Assuming the hood does not vignette with the filter first, hood second, then that is the preferable way to do it. The purpose of the hood is to reduce stray light from hitting glass surfaces, which it will do slightly better with the filter first. The hood looks so shallow that there is probably liitle point in using it with the filter in the hood.
gaopa wrote:
I would like to know if it makes any difference in optical quality if I mount my UV filter on the lens and then mount the shade on the UV filter or is it OK to mount the lens shade on the lens and then mount the UV filter in the shade. As can be seen, mounting the filter inside the shade makes the combo slightly shorter. TIA
Filter on lens then shade on filter is 'normal' as most hoods don't have a thread for filter. Small risk of vignetting as hood further forward, so check for corner 9shading a tminimum aperture.

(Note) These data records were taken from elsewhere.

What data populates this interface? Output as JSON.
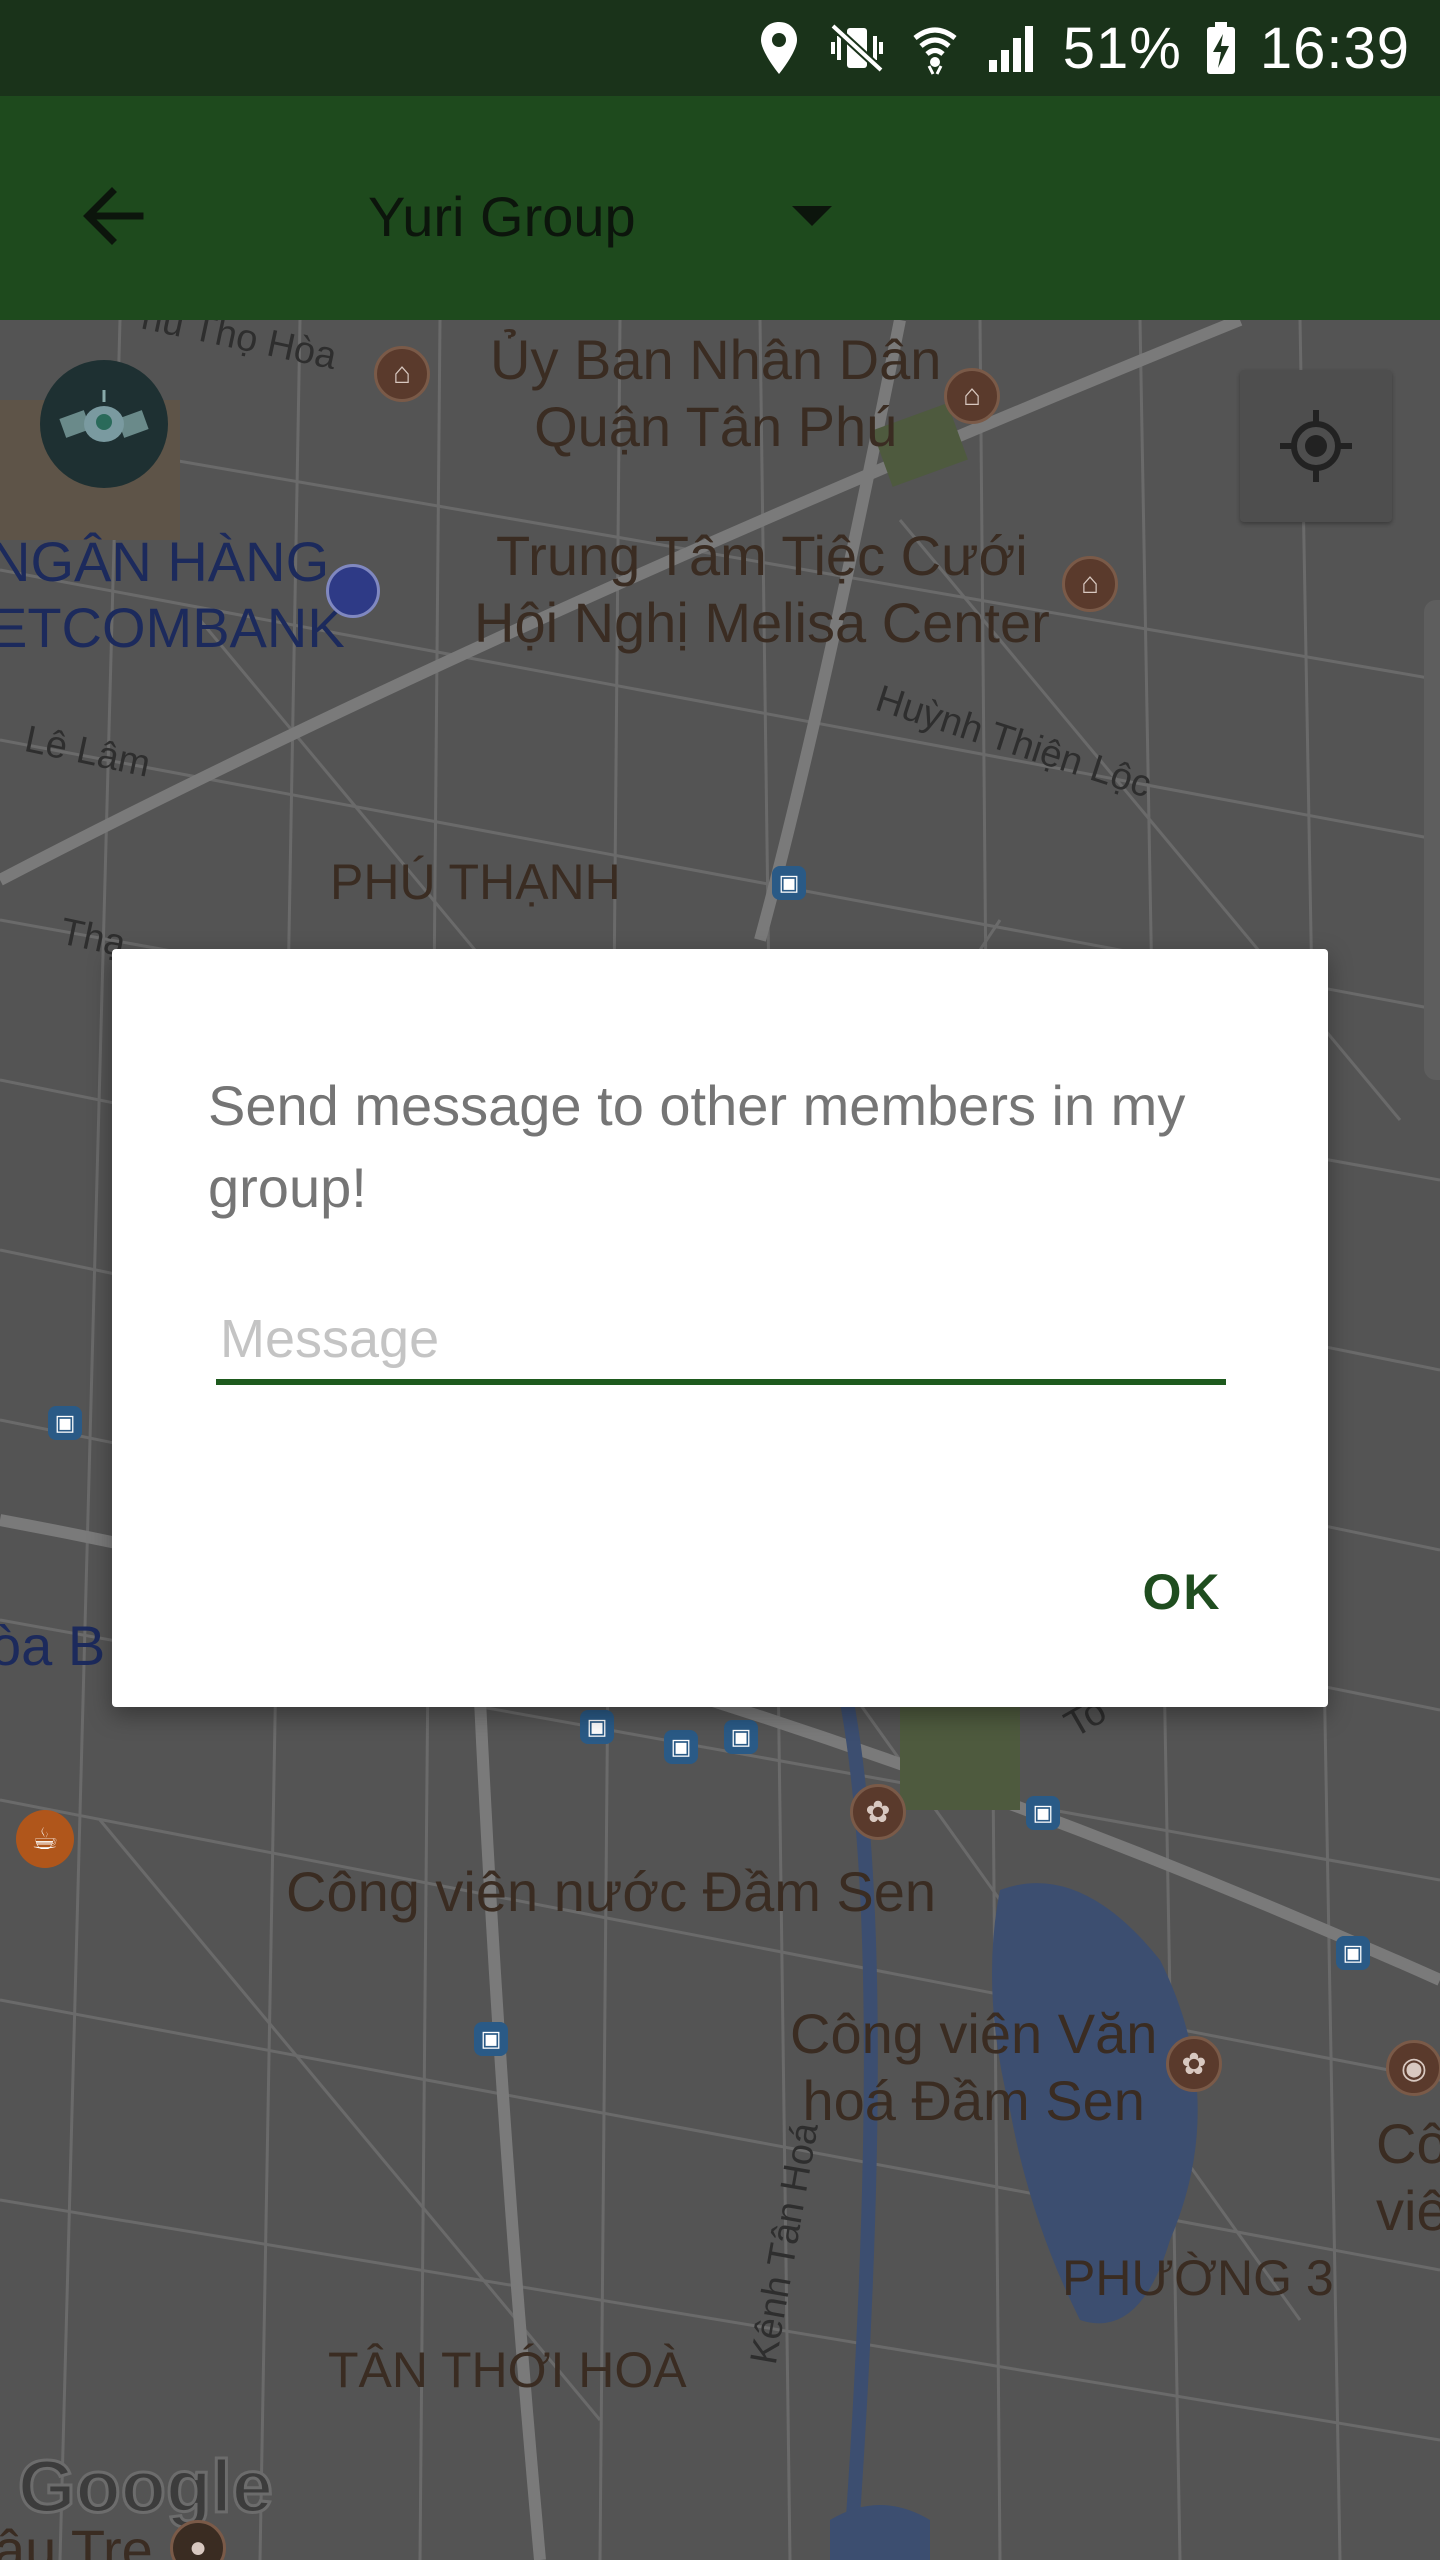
{
  "status_bar": {
    "battery": "51%",
    "time": "16:39",
    "icons": [
      "location-icon",
      "vibrate-mute-icon",
      "wifi-icon",
      "signal-icon",
      "battery-charging-icon"
    ]
  },
  "app_bar": {
    "back_icon": "arrow-back-icon",
    "group_name": "Yuri Group",
    "dropdown_icon": "caret-down-icon",
    "bg_color": "#1e4a1d"
  },
  "map": {
    "labels": {
      "tho_hoa": "nu Thọ Hòa",
      "uy_ban": "Ủy Ban Nhân Dân\nQuận Tân Phú",
      "ngan_hang_1": "NGÂN HÀNG",
      "ngan_hang_2": "ETCOMBANK",
      "trung_tam": "Trung Tâm Tiệc Cưới\nHội Nghị Melisa Center",
      "huynh": "Huỳnh Thiện Lộc",
      "le_lam": "Lê Lâm",
      "phu_thanh": "PHÚ THẠNH",
      "tha": "Thạ",
      "hoa_b": "òa B",
      "cong_vien_nuoc": "Công viên nước Đầm Sen",
      "cong_vien_van_hoa": "Công viên Văn\nhoá Đầm Sen",
      "co_vie": "Cô\nviê",
      "phuong_3": "PHƯỜNG 3",
      "tan_thoi_hoa": "TÂN THỚI HOÀ",
      "kenh_tan_hoa": "Kênh Tân Hoá",
      "au_tre": "âu Tre",
      "to": "To"
    },
    "google_logo": "Google",
    "satellite_icon": "satellite-icon",
    "my_location_icon": "my-location-icon"
  },
  "dialog": {
    "message": "Send message to other members in my group!",
    "input_value": "",
    "input_placeholder": "Message",
    "ok_label": "OK",
    "accent_color": "#1e5a1e"
  }
}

Filter inside hood gives less shading of the filter so more chance of flare from it.
Gerry
I called Fuji Tech Support 800 800 3854 and was told that putting the filter in the shade would not degrade the image. Their response confirmed my experience.
Jack Flesher wrote:
Best practice is shade mounted to lens normally, filter inside shade when possible. It’s actually a benefit of bayonet mount shades…
Jack, my lens shade of preference is one with a bayonet mount.
Can't think of many recent lens purchases that have hoods that screw in to the same mount as filters, designers have provided quite a few ideas for mounting the hood separately to filters. Earliest I know is the Leica lenses, since the 1950s, they have had hoods that clip on, into a groove on the outside of the front ring. I have at least one modern Voigtlander that has an external thread on the outside of the front ring.
Jack Flesher wrote:
Best practice is shade mounted to lens normally, filter inside shade when possible. It’s actually a benefit of bayonet mount shades…
I'm not sure that is best practice so much as standard practice, given nearly all modern hoods bayonet mount to the lens with the filter mounting separately to the filter threads. With such a setup there is really no other way to mount both hood and filter. For the setup the op shows, i would go filter first then hood to maximise the depth of the hood from the glass. That is, providing there is no hard vignetting with such an arrangement.
Geoff D F wrote:
I'm not sure that is best practice so much as standard practice, given nearly all modern hoods bayonet mount to the lens with the filter mounting separately to the filter threads. With such a setup there is really no other way to mount both hood and filter. For the setup the op shows, i would go filter first then hood to maximise the depth of the hood from the glass. That is, providing there is no hard vignetting with such an arrangement.
Most screw on hoods I’ve ever used were threaded internally for filters. Perhaps el cheapo generic ones are not, so if it isn’t, stacking it is the only option.